BACKGROUND: With approval of on-label fenestrated (F-) endovascular aortic repair (EVAR), concerns regarding long-term patency and endoleaks (ELs) after chimney graft (CG)-EVAR were raised. To add supportive data on the value of this technique, we chose to report the midterm results of CG-EVAR in a single center with standardized methods and to compare them to F-EVAR. METHODS: A retrospective analysis of prospectively gathered data from January 2010 to January 2015 was conducted, and patients with excessive comorbidities for open repair treated by CG-EVAR or F-EVAR were included. RESULTS: Ninety patients were treated by F-EVAR (88 men, 198 targets vessels) and 31 by CG-EVAR (26 men, 39 targets vessels, 12.9% treated in emergency; P = 0.001). Mean age was significantly higher in the CG group (71.3 ± 8.2 years in the FG group vs. 75.3 ± 6.6; P = 0.02), and there were significantly more patients suffering from preoperative chronic kidney disease (CKD) (13 [14.4%] treated by F-EVAR vs. 12 [38.7%]; P = 0.009).

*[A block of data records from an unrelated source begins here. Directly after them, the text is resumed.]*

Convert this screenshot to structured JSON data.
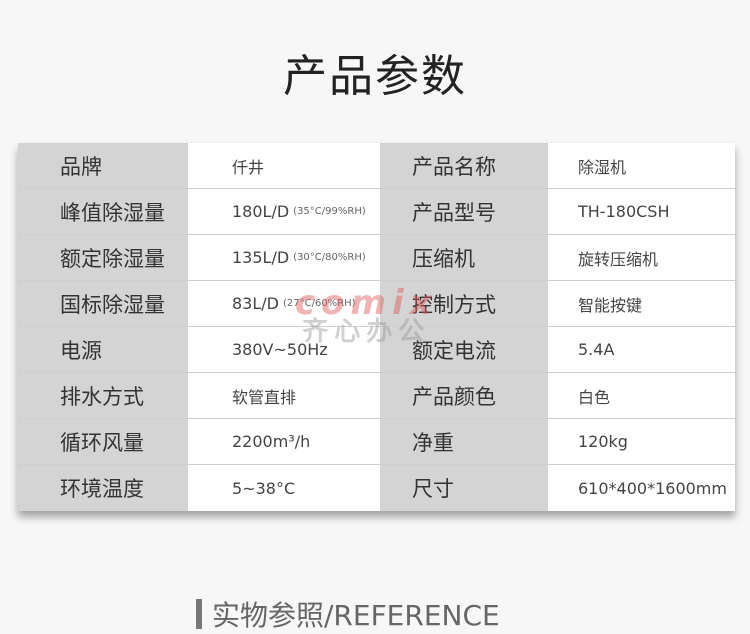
{
  "title": "产品参数",
  "rows": [
    {
      "l1": "品牌",
      "v1": "仟井",
      "n1": "",
      "l2": "产品名称",
      "v2": "除湿机"
    },
    {
      "l1": "峰值除湿量",
      "v1": "180L/D",
      "n1": "(35°C/99%RH)",
      "l2": "产品型号",
      "v2": "TH-180CSH"
    },
    {
      "l1": "额定除湿量",
      "v1": "135L/D",
      "n1": "(30°C/80%RH)",
      "l2": "压缩机",
      "v2": "旋转压缩机"
    },
    {
      "l1": "国标除湿量",
      "v1": "83L/D",
      "n1": "(27°C/60%RH)",
      "l2": "控制方式",
      "v2": "智能按键"
    },
    {
      "l1": "电源",
      "v1": "380V~50Hz",
      "n1": "",
      "l2": "额定电流",
      "v2": "5.4A"
    },
    {
      "l1": "排水方式",
      "v1": "软管直排",
      "n1": "",
      "l2": "产品颜色",
      "v2": "白色"
    },
    {
      "l1": "循环风量",
      "v1": "2200m³/h",
      "n1": "",
      "l2": "净重",
      "v2": "120kg"
    },
    {
      "l1": "环境温度",
      "v1": "5~38°C",
      "n1": "",
      "l2": "尺寸",
      "v2": "610*400*1600mm"
    }
  ],
  "watermark": {
    "en": "comix",
    "cn": "齐心办公"
  },
  "reference": "实物参照/REFERENCE",
  "colors": {
    "label_bg": "#d4d4d4",
    "page_bg": "#f7f7f7"
  }
}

Target vessels were successfully reconstructed in 99.0% (196/198 target vessels) vs. 97.4% (38/39 target vessels) of cases (P = 0.3). In-hospital mortality was significantly higher after CG-EVAR (3.3% vs. 16.1%; P = 0.03). Incidence of acute kidney injury and CKD did not differ significantly between both groups. At 12 and 24 months, overall survival was 91.4% after F-EVAR vs. 82.1% and 81.8% vs. 69.0% (P = 0.4), estimated freedom from aneurysm related reintervention was 93.3% vs. 82.1% and 84.9% vs. 82.1% (P = 0.6), and target vessel's primary patency rate was 97.5% vs. 89.9% (P = 0.06), respectively. Freedom from type I EL's survival was significantly higher after F-EVAR at 12 and 24 months (100% vs. 89.0% and 97.7% vs. 89.0%; P = 0.01), but aneurysm maximum transverse diameter decrease did not differ significantly. CONCLUSIONS: There are potential advantages to CG-EVAR with off-the-shelf availability, versatility, and low-profile devices. In this series, patients treated by CG-EVAR showed promising and durable midterm results compared with F-EVAR. CG-EVAR and F-EVAR should not be apprehended as opposed strategies but more as complementary ones, while the best indications for CG-EVAR are clarified.